I have admired Jim Stiles from afar for more than a decade, ever since I first came upon a copy of The Canyon Country Zephyr. The paper has set the standard for rural alternative publications in the West. From its in-your-face panache to its hand-drawn covers and advertisements (all done by Stiles) to its bedrock policy of providing both sides of an issue, it is the complete package. It also has perhaps the best newspaper slogan ever conceived, "Clinging hopelessly to the past since 1989."

The Zephyr has also been a business success (though admittedly a modest one) since the get-go, and that alone, in the world of small, independently owned publications, is worth accolades. It has succeeded because Stiles has managed to hang onto a diverse core group of advertisers. He often harangues Moab’s mountain-bike and real estate cultures, but mountain-bike shops and realtors continue to advertise.

This says a lot about the man and his work. Small-town publications have to walk a constant tightrope. There are bound to be ad-revenue ramifications in a resort-economy town when one dedicates an entire issue to, say, the flimsy underpinnings of resort economies. Some call that "biting the hand that feeds you."

Stiles is a private person who is considered a hermit by many in Moab. One condition of this story was that I not reveal his age. (Suffice it to say that he carries his chronological burdens well.) Once he loosens up and gets to know someone, he can be very social, even gabby. But in the classic Abbey tradition, he prefers solitude to company. Several times during my visit, he half-jokingly says that he does not have that many friends. Only half-jokingly.

And true to his motto, he clings to the past. He’s an old-movie buff. He regularly plasters the pages of the paper with historical photos of car camping in southern Utah’s early highway days. He has a thing for John F. Kennedy. In a recent issue of The Zephyr, he reprinted a 1979 speech from Jimmy Carter.

Stiles created The Zephyr for the same reason many people start new publications: He did not feel that the local newspaper, the weekly Moab Times-Independent, adequately addressed important local issues in a larger context. That, and he was trying to manufacture himself a job, and maybe even a career. Maybe even a raison d’etre.

After 10 years in Arches, Stiles had left the Park Service. "I could no longer handle what a poor job the Park Service was doing of reconciling its admittedly difficult dual-mission of maintaining the ecological integrity of the parks while simultaneously making those same parks accessible to visitors," he says. "It seemed like almost every single time, decisions came down on the side of accessibility."

Stiles’ newspaper background consisted of cartooning for the Earth First!

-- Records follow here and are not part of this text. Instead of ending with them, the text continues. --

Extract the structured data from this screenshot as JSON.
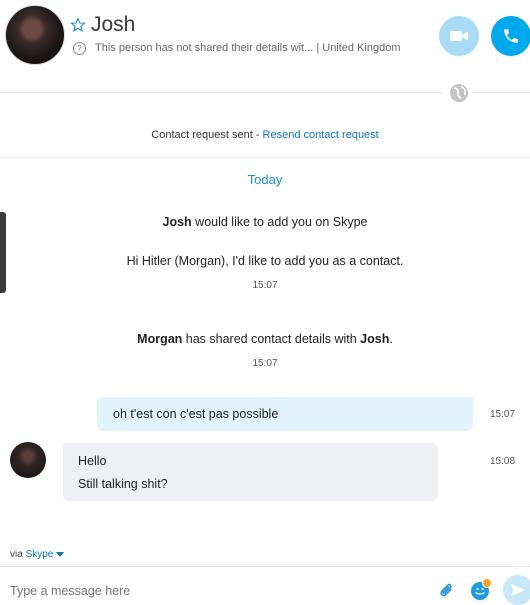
{
  "header": {
    "name": "Josh",
    "subtitle": "This person has not shared their details wit...  |  United Kingdom"
  },
  "contact_request": {
    "status": "Contact request sent - ",
    "link": "Resend contact request"
  },
  "conversation": {
    "date_label": "Today",
    "sys1": {
      "bold": "Josh",
      "rest": " would like to add you on Skype"
    },
    "sys2": "Hi Hitler (Morgan), I'd like to add you as a contact.",
    "time1": "15:07",
    "sys3": {
      "bold1": "Morgan",
      "mid": " has shared contact details with ",
      "bold2": "Josh",
      "end": "."
    },
    "time2": "15:07",
    "outgoing": {
      "text": "oh t'est con c'est pas possible",
      "time": "15:07"
    },
    "incoming": {
      "line1": "Hello",
      "line2": "Still talking shit?",
      "time": "15:08"
    }
  },
  "composer": {
    "via_label": "via ",
    "via_service": "Skype",
    "placeholder": "Type a message here"
  },
  "icons": {
    "video": "video-camera-icon",
    "call": "phone-icon",
    "globe": "globe-icon",
    "attach": "paperclip-icon",
    "emoji": "emoji-icon",
    "send": "send-icon"
  },
  "colors": {
    "accent": "#00a8ec",
    "link": "#0a76b7",
    "outgoing_bubble": "#e3f3fb",
    "incoming_bubble": "#eef0f3"
  }
}
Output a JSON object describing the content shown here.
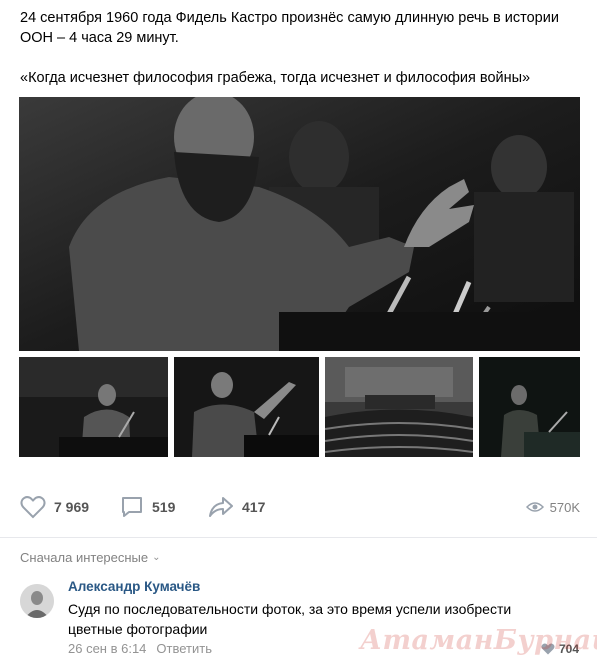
{
  "post": {
    "line1": "24 сентября 1960 года Фидель Кастро произнёс самую длинную речь в истории",
    "line2": "ООН – 4 часа 29 минут.",
    "quote": "«Когда исчезнет философия грабежа, тогда исчезнет и философия войны»"
  },
  "photos": {
    "main": "photo-castro-speech",
    "thumbs": [
      "photo-castro-podium",
      "photo-castro-gesture",
      "photo-un-assembly-hall",
      "photo-castro-dark-stage"
    ]
  },
  "actions": {
    "likes": "7 969",
    "comments": "519",
    "shares": "417",
    "views": "570K"
  },
  "comments": {
    "sort_label": "Сначала интересные",
    "items": [
      {
        "author": "Александр Кумачёв",
        "text": "Судя по последовательности фоток, за это время успели изобрести цветные фотографии",
        "date": "26 сен в 6:14",
        "reply_label": "Ответить",
        "likes": "704"
      }
    ]
  },
  "watermark": "АтаманБурнаш для ЯП",
  "colors": {
    "link": "#2a5885",
    "muted": "#828282",
    "icon": "#99a2ad"
  }
}
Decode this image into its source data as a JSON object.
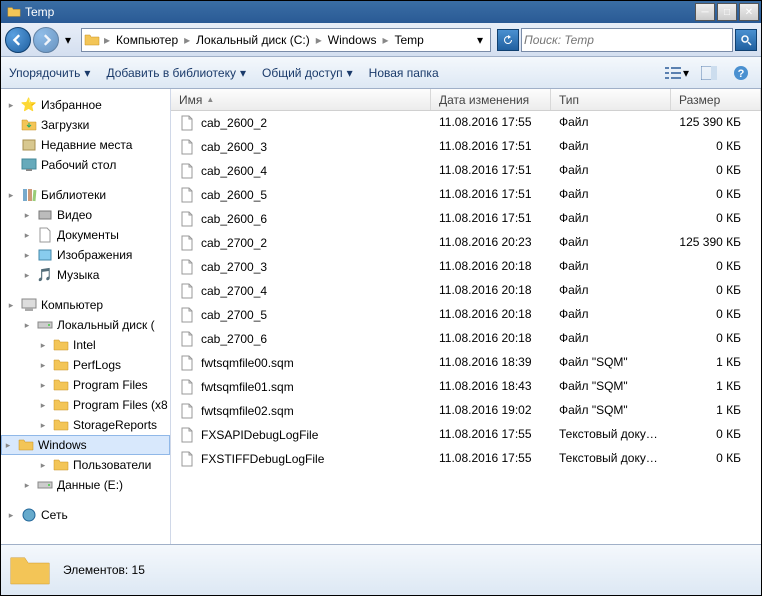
{
  "window": {
    "title": "Temp"
  },
  "breadcrumb": [
    "Компьютер",
    "Локальный диск (C:)",
    "Windows",
    "Temp"
  ],
  "search": {
    "placeholder": "Поиск: Temp"
  },
  "toolbar": {
    "organize": "Упорядочить",
    "include": "Добавить в библиотеку",
    "share": "Общий доступ",
    "newfolder": "Новая папка"
  },
  "tree": {
    "favorites": {
      "label": "Избранное",
      "items": [
        "Загрузки",
        "Недавние места",
        "Рабочий стол"
      ]
    },
    "libraries": {
      "label": "Библиотеки",
      "items": [
        "Видео",
        "Документы",
        "Изображения",
        "Музыка"
      ]
    },
    "computer": {
      "label": "Компьютер",
      "drive_c": {
        "label": "Локальный диск (",
        "folders": [
          "Intel",
          "PerfLogs",
          "Program Files",
          "Program Files (x8",
          "StorageReports",
          "Windows",
          "Пользователи"
        ]
      },
      "drive_e": "Данные (E:)"
    },
    "network": "Сеть"
  },
  "columns": {
    "name": "Имя",
    "date": "Дата изменения",
    "type": "Тип",
    "size": "Размер"
  },
  "files": [
    {
      "name": "cab_2600_2",
      "date": "11.08.2016 17:55",
      "type": "Файл",
      "size": "125 390 КБ"
    },
    {
      "name": "cab_2600_3",
      "date": "11.08.2016 17:51",
      "type": "Файл",
      "size": "0 КБ"
    },
    {
      "name": "cab_2600_4",
      "date": "11.08.2016 17:51",
      "type": "Файл",
      "size": "0 КБ"
    },
    {
      "name": "cab_2600_5",
      "date": "11.08.2016 17:51",
      "type": "Файл",
      "size": "0 КБ"
    },
    {
      "name": "cab_2600_6",
      "date": "11.08.2016 17:51",
      "type": "Файл",
      "size": "0 КБ"
    },
    {
      "name": "cab_2700_2",
      "date": "11.08.2016 20:23",
      "type": "Файл",
      "size": "125 390 КБ"
    },
    {
      "name": "cab_2700_3",
      "date": "11.08.2016 20:18",
      "type": "Файл",
      "size": "0 КБ"
    },
    {
      "name": "cab_2700_4",
      "date": "11.08.2016 20:18",
      "type": "Файл",
      "size": "0 КБ"
    },
    {
      "name": "cab_2700_5",
      "date": "11.08.2016 20:18",
      "type": "Файл",
      "size": "0 КБ"
    },
    {
      "name": "cab_2700_6",
      "date": "11.08.2016 20:18",
      "type": "Файл",
      "size": "0 КБ"
    },
    {
      "name": "fwtsqmfile00.sqm",
      "date": "11.08.2016 18:39",
      "type": "Файл \"SQM\"",
      "size": "1 КБ"
    },
    {
      "name": "fwtsqmfile01.sqm",
      "date": "11.08.2016 18:43",
      "type": "Файл \"SQM\"",
      "size": "1 КБ"
    },
    {
      "name": "fwtsqmfile02.sqm",
      "date": "11.08.2016 19:02",
      "type": "Файл \"SQM\"",
      "size": "1 КБ"
    },
    {
      "name": "FXSAPIDebugLogFile",
      "date": "11.08.2016 17:55",
      "type": "Текстовый документ",
      "size": "0 КБ"
    },
    {
      "name": "FXSTIFFDebugLogFile",
      "date": "11.08.2016 17:55",
      "type": "Текстовый документ",
      "size": "0 КБ"
    }
  ],
  "status": {
    "label": "Элементов: 15"
  }
}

Journal and writing a few stories for a local rag called The Stinking Desert Gazette. He had a degree in economics from the University of Louisville, but no money. To get the paper off the ground, he says, "I convinced 100 of my friends and family to buy a $10 subscription, and I coerced some of my new advertisers to pay in advance."

Stiles toyed with names including The Slickrock Journal and The Canyon Courier. The Canyon Country Zephyr came to him in a voice-of-God fashion while he was driving to Dave’s Corner Market for a cup of coffee. (No $4 java-hut, shade-grown, organic Sumatran for Stiles — not then, and not now.) He picked a launch date of March 14, 1989.

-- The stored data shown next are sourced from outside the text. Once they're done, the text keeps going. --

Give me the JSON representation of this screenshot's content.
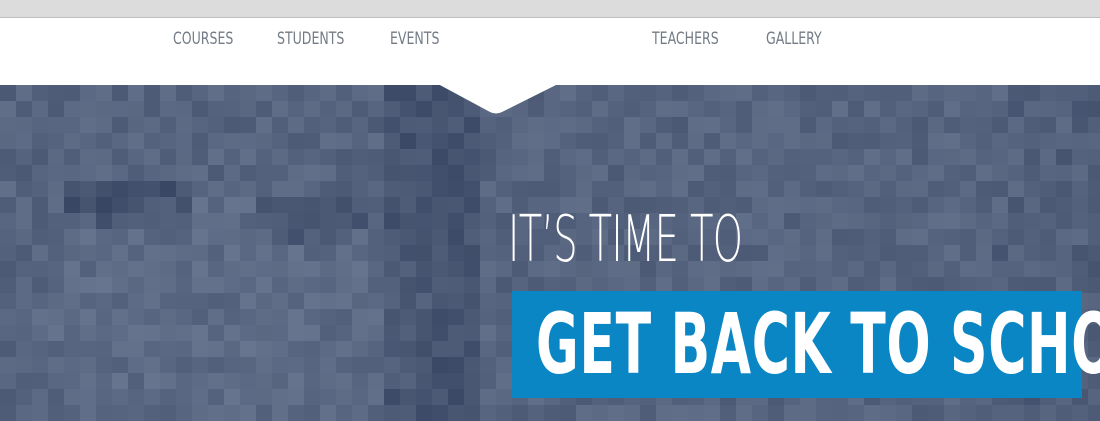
{
  "nav": {
    "items": [
      {
        "label": "COURSES"
      },
      {
        "label": "STUDENTS"
      },
      {
        "label": "EVENTS"
      },
      {
        "label": "TEACHERS"
      },
      {
        "label": "GALLERY"
      }
    ]
  },
  "hero": {
    "line1": "IT’S TIME TO",
    "line2": "GET BACK TO SCHOOL",
    "colors": {
      "background": "#56647f",
      "accent_box": "#0b86c5",
      "nav_text": "#737b86"
    }
  }
}
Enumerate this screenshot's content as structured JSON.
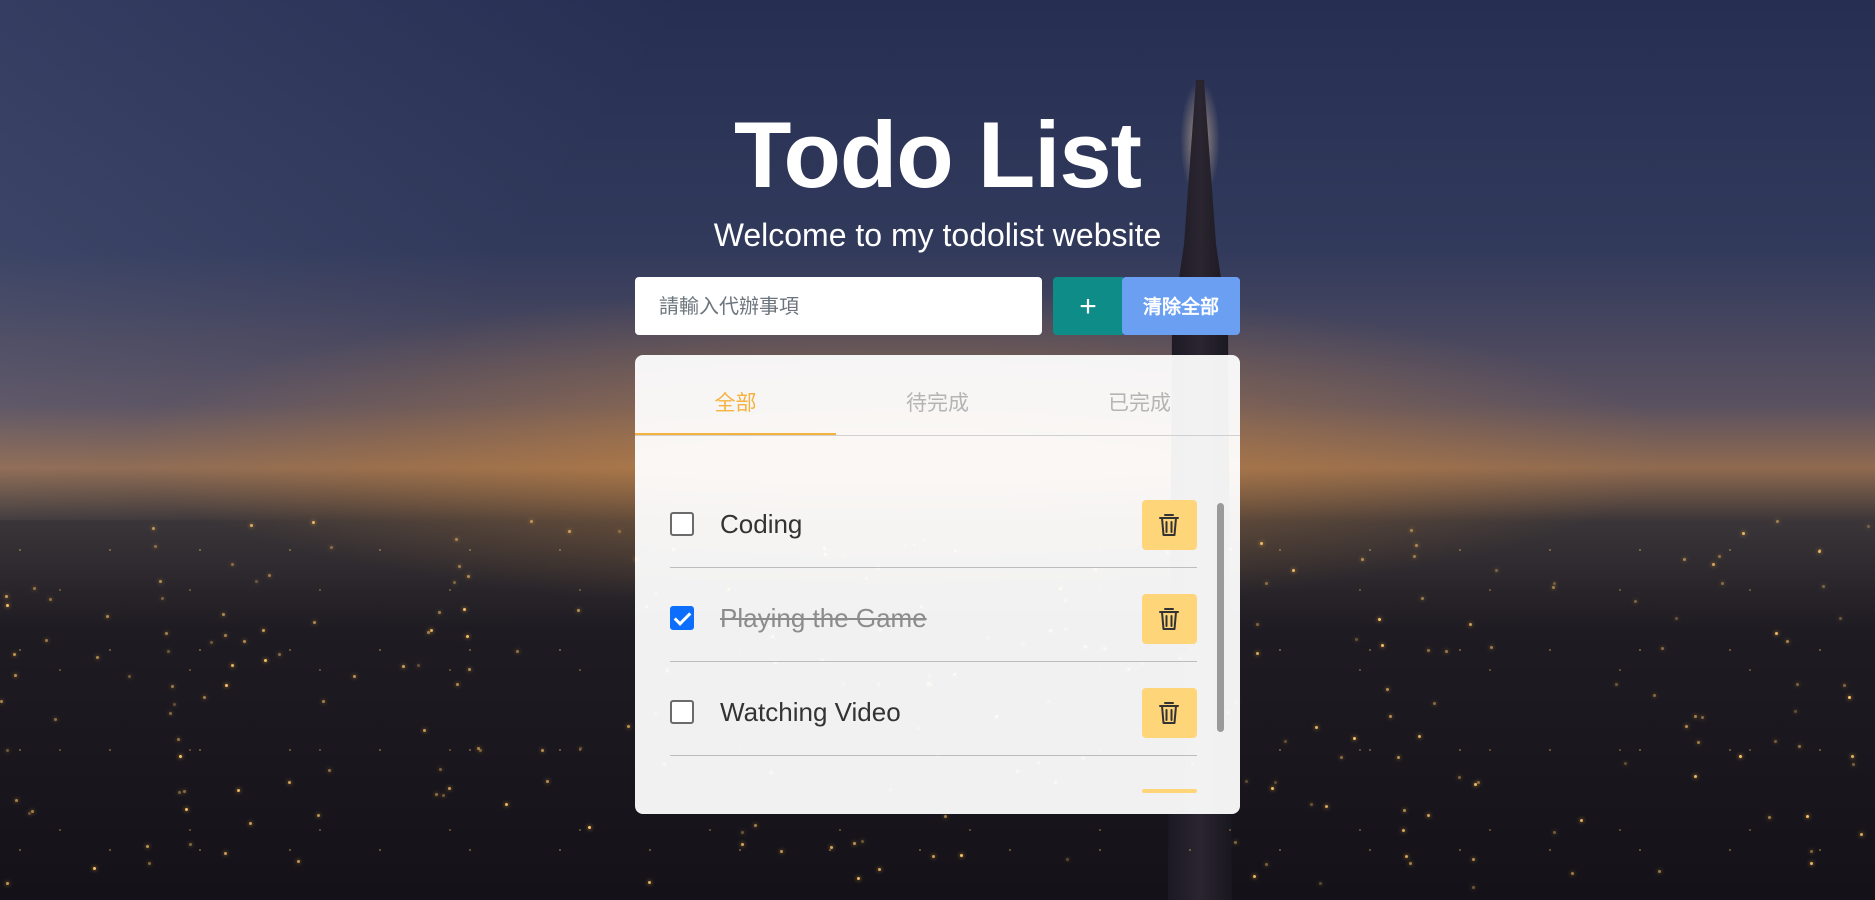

As Stiles was laying the groundwork for The Zephyr, Abbey came to town, promoting his latest book, The Fool’s Progress. Abbey was enthused, and even offered to write an original piece for the first issue.

"As March 14 approached, I drove 120 miles to Cortez, Colo., to see the first issue of The Canyon Country Zephyr come to life," Stiles writes in Brave New West. "They started the press at noon and an hour later, we’d somehow bundled and loaded 2,000 copies into my ’63 Volvo. I wondered what Abbey would think of it. (Back in Moab,) I had just shut off the motor and was unloading the first bundle when a friend approached and asked if I’d heard about Abbey."